East Cleveland native Brian F. Walker's debut young adult book, Black Boy White School (HarperTeen, $17.99), may be considered fiction, but the author draws from his own experiences transitioning from a violent neighborhood where gunshots were commonplace to a small-town prep school in Maine where students could be kicked out for throwing one punch.
After prep school, Walker went to Ohio Wesleyan University where he graduated with a degree in journalism. Today, Walker is back on the prep school scene. He's been teaching English for 19 years at The Cambridge School of Weston in Massachusetts.
"If I had the chance to do it over again, this is the school I would go to," Walker says. "This is a prep school that doesn't really spend a lot of energy on trying to stuff kids into a particular box. It's got good education, ... but it still allows kids to be themselves."

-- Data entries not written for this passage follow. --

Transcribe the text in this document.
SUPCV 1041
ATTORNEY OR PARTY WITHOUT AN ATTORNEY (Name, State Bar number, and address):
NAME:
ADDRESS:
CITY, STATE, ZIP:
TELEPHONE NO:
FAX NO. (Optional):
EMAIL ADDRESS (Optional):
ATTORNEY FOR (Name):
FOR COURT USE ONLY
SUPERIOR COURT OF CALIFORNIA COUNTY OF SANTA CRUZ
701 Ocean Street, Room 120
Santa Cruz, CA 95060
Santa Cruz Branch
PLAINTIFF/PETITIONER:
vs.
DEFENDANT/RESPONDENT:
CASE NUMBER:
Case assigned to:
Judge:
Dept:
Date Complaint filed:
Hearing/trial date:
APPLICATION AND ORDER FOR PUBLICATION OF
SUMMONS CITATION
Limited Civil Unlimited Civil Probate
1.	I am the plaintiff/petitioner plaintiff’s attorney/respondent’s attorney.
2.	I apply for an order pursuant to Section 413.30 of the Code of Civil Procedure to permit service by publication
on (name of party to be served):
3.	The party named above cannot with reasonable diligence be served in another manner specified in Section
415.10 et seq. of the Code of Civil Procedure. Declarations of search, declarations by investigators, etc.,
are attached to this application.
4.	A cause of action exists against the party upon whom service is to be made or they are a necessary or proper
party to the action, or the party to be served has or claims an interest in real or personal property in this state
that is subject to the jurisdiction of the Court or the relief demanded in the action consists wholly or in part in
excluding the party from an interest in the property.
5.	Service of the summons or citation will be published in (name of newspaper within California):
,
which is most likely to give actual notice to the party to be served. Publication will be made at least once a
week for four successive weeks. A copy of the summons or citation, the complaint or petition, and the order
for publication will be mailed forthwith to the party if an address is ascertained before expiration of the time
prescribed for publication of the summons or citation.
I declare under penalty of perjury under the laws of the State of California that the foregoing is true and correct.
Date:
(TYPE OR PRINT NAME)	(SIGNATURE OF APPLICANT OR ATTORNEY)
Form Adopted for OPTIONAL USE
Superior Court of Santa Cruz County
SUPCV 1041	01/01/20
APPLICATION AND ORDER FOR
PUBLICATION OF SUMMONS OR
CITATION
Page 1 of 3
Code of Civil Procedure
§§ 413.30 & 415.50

Q: Where did you get the idea for this story?
Prep school is not a guarantee that you won't get caught up in the same stuff that a kid going to Shaw High might get caught up in. I also wanted to put out there that Cleveland exists, that East Cleveland exists. Not every compelling story comes out of New York or LA.
Q: How much of the main character's story is based on your life?
There are a number of things that really happened, but I twisted them somewhat. Like, when I was in prep school, a bunch of townies dressed up like the Klan getting ready to march down the middle of our campus and plant a cross. I drew from a number of those incidents and put together a scene that was completely fiction.
Q: How do you hope this book affects young people whatever their race?
I hope it makes them think. I hope they consider looking beneath the surface in people and things and not jumping to conclusions about someone simply based on the color of their skin.